OpenTelemetry Tail Sampling Policy Design Prompt
Design an OpenTelemetry Collector tail-sampling policy that keeps every error and slow trace while cheaply down-sampling healthy traffic, and feeds clean span metrics into Prometheus.
- Target user
- Observability engineers controlling trace volume and cost
- Difficulty
- Advanced
- Tools
- Claude, ChatGPT
The prompt
You are an OpenTelemetry Collector expert who designs tail-sampling pipelines that cut trace cost 90% without losing the traces that matter. I will provide: - My current trace volume (spans/sec) and backend cost driver - The Collector topology (agents, gateway, load-balancing) - Which traces I must never drop (errors, slow, specific routes, specific tenants) - My retention/budget target - Whether I also derive span metrics for Prometheus Your job: 1. **Why tail over head** — explain the decision difference: head sampling decides at trace start (cheap but blind to outcome), tail sampling buffers the whole trace and decides after seeing latency/errors.
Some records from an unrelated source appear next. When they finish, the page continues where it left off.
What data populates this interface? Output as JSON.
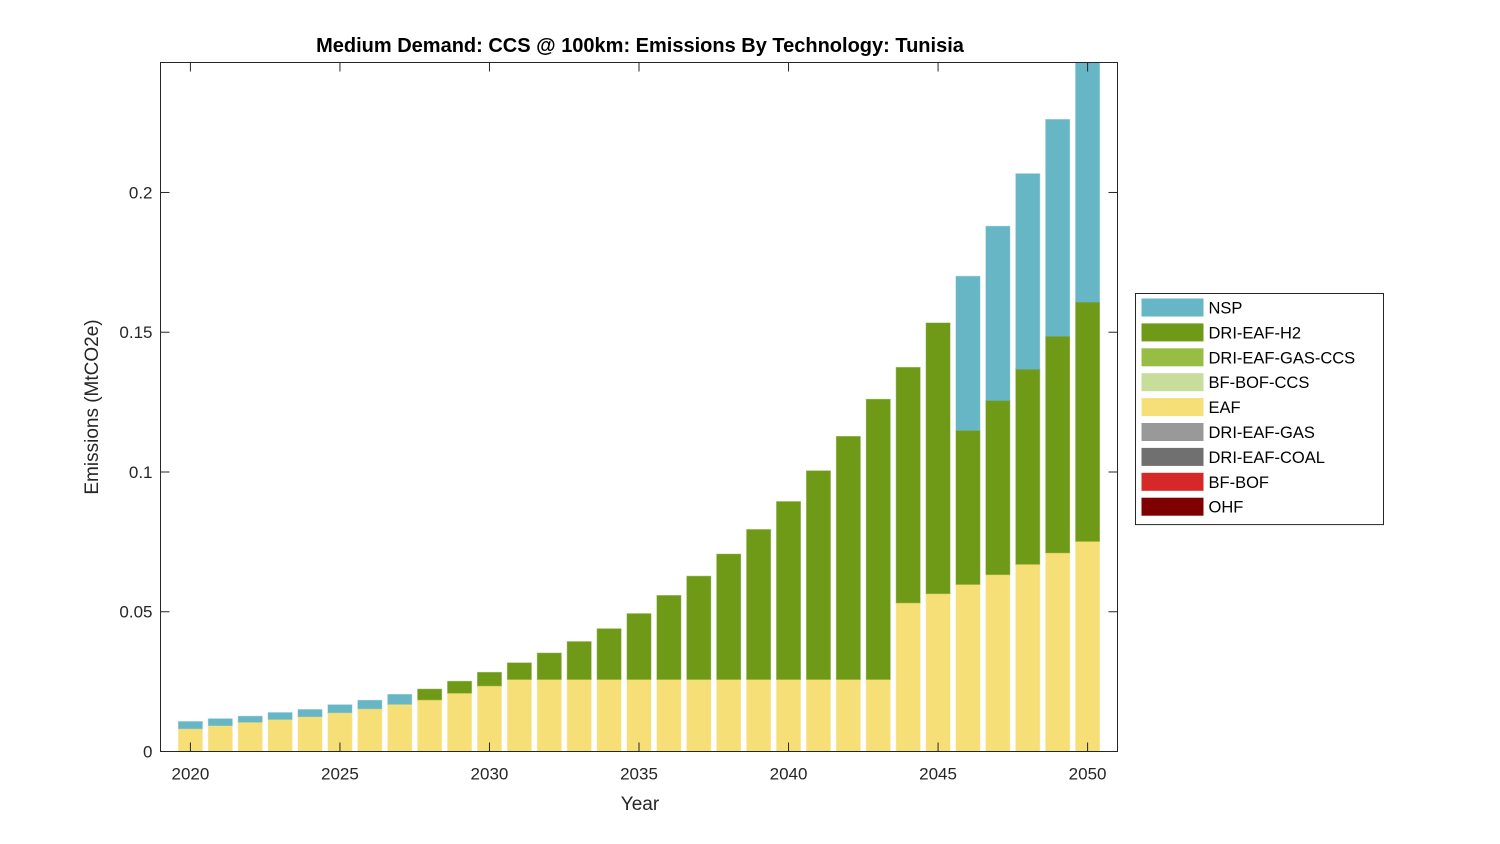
{
  "chart_data": {
    "type": "bar",
    "stacked": true,
    "title": "Medium Demand: CCS @ 100km: Emissions By Technology: Tunisia",
    "xlabel": "Year",
    "ylabel": "Emissions (MtCO2e)",
    "xlim": [
      2019,
      2051
    ],
    "ylim": [
      0,
      0.2465
    ],
    "xticks": [
      2020,
      2025,
      2030,
      2035,
      2040,
      2045,
      2050
    ],
    "xtick_labels": [
      "2020",
      "2025",
      "2030",
      "2035",
      "2040",
      "2045",
      "2050"
    ],
    "yticks": [
      0,
      0.05,
      0.1,
      0.15,
      0.2
    ],
    "ytick_labels": [
      "0",
      "0.05",
      "0.1",
      "0.15",
      "0.2"
    ],
    "grid": false,
    "legend_position": "right",
    "x": [
      2020,
      2021,
      2022,
      2023,
      2024,
      2025,
      2026,
      2027,
      2028,
      2029,
      2030,
      2031,
      2032,
      2033,
      2034,
      2035,
      2036,
      2037,
      2038,
      2039,
      2040,
      2041,
      2042,
      2043,
      2044,
      2045,
      2046,
      2047,
      2048,
      2049,
      2050
    ],
    "series": [
      {
        "name": "OHF",
        "color": "#7f0000",
        "values": [
          0,
          0,
          0,
          0,
          0,
          0,
          0,
          0,
          0,
          0,
          0,
          0,
          0,
          0,
          0,
          0,
          0,
          0,
          0,
          0,
          0,
          0,
          0,
          0,
          0,
          0,
          0,
          0,
          0,
          0,
          0
        ]
      },
      {
        "name": "BF-BOF",
        "color": "#d62828",
        "values": [
          0,
          0,
          0,
          0,
          0,
          0,
          0,
          0,
          0,
          0,
          0,
          0,
          0,
          0,
          0,
          0,
          0,
          0,
          0,
          0,
          0,
          0,
          0,
          0,
          0,
          0,
          0,
          0,
          0,
          0,
          0
        ]
      },
      {
        "name": "DRI-EAF-COAL",
        "color": "#707070",
        "values": [
          0,
          0,
          0,
          0,
          0,
          0,
          0,
          0,
          0,
          0,
          0,
          0,
          0,
          0,
          0,
          0,
          0,
          0,
          0,
          0,
          0,
          0,
          0,
          0,
          0,
          0,
          0,
          0,
          0,
          0,
          0
        ]
      },
      {
        "name": "DRI-EAF-GAS",
        "color": "#999999",
        "values": [
          0,
          0,
          0,
          0,
          0,
          0,
          0,
          0,
          0,
          0,
          0,
          0,
          0,
          0,
          0,
          0,
          0,
          0,
          0,
          0,
          0,
          0,
          0,
          0,
          0,
          0,
          0,
          0,
          0,
          0,
          0
        ]
      },
      {
        "name": "EAF",
        "color": "#f7df78",
        "values": [
          0.0082,
          0.0093,
          0.0105,
          0.0115,
          0.0125,
          0.0139,
          0.0153,
          0.0169,
          0.0185,
          0.0209,
          0.0235,
          0.0258,
          0.0258,
          0.0258,
          0.0258,
          0.0258,
          0.0258,
          0.0258,
          0.0258,
          0.0258,
          0.0258,
          0.0258,
          0.0258,
          0.0258,
          0.0532,
          0.0565,
          0.0598,
          0.0633,
          0.067,
          0.0711,
          0.0752
        ]
      },
      {
        "name": "BF-BOF-CCS",
        "color": "#c8dc9c",
        "values": [
          0,
          0,
          0,
          0,
          0,
          0,
          0,
          0,
          0,
          0,
          0,
          0,
          0,
          0,
          0,
          0,
          0,
          0,
          0,
          0,
          0,
          0,
          0,
          0,
          0,
          0,
          0,
          0,
          0,
          0,
          0
        ]
      },
      {
        "name": "DRI-EAF-GAS-CCS",
        "color": "#98bd45",
        "values": [
          0,
          0,
          0,
          0,
          0,
          0,
          0,
          0,
          0,
          0,
          0,
          0,
          0,
          0,
          0,
          0,
          0,
          0,
          0,
          0,
          0,
          0,
          0,
          0,
          0,
          0,
          0,
          0,
          0,
          0,
          0
        ]
      },
      {
        "name": "DRI-EAF-H2",
        "color": "#6f9a18",
        "values": [
          0,
          0,
          0,
          0,
          0,
          0,
          0,
          0,
          0.0038,
          0.0042,
          0.0048,
          0.0059,
          0.0094,
          0.0135,
          0.0181,
          0.0235,
          0.03,
          0.0369,
          0.0448,
          0.0536,
          0.0636,
          0.0746,
          0.0869,
          0.1002,
          0.0842,
          0.0968,
          0.0551,
          0.0623,
          0.0698,
          0.0775,
          0.0856
        ]
      },
      {
        "name": "NSP",
        "color": "#67b6c6",
        "values": [
          0.0025,
          0.0024,
          0.0021,
          0.0024,
          0.0025,
          0.0028,
          0.003,
          0.0035,
          0,
          0,
          0,
          0,
          0,
          0,
          0,
          0,
          0,
          0,
          0,
          0,
          0,
          0,
          0,
          0,
          0,
          0,
          0.0551,
          0.0623,
          0.0699,
          0.0775,
          0.086
        ]
      }
    ],
    "legend": [
      "NSP",
      "DRI-EAF-H2",
      "DRI-EAF-GAS-CCS",
      "BF-BOF-CCS",
      "EAF",
      "DRI-EAF-GAS",
      "DRI-EAF-COAL",
      "BF-BOF",
      "OHF"
    ]
  }
}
State the buffering cost and the `decision_wait` tradeoff. 2. **Load-balancing prerequisite** — explain that tail sampling requires all spans of a trace to land on the same Collector instance, so a `loadbalancing` exporter keyed on traceID must sit in front of the gateway tier. Show the two-tier topology. 3. **Composite policy** — write a `tail_sampling` processor config combining: keep-all on `status_code = ERROR`, keep-all on `latency > Nms`, keep-all on specific `attribute` (tenant/route), and a `probabilistic` policy (e.g. 5%) for everything else, wrapped so the keep rules win. 4. **Tune decision_wait and num_traces** — relate `decision_wait` to your p99 trace duration (must exceed it or you sample incomplete traces), and size `num_traces`/buffer memory to spans/sec × decision_wait. 5. **Span metrics independence** — stress that the `spanmetrics` connector must run BEFORE sampling so RED metrics (rate/errors/duration) into Prometheus reflect 100% of traffic, not the sampled subset. Show pipeline ordering. 6. **Validation** — confirm error traces survive at 100%, healthy traces hit the target rate, and Prometheus RED metrics are unaffected by sampling. Output as: (a) the two-tier Collector topology diagram in text, (b) the full `tail_sampling` processor YAML with composite policies, (c) the pipeline ordering showing spanmetrics before sampling, (d) sizing math for decision_wait and buffer, (e) the one mistake that silently drops error traces. Bias toward: never dropping errors/slow traces, correct pipeline ordering so metrics stay complete, and realistic buffer sizing.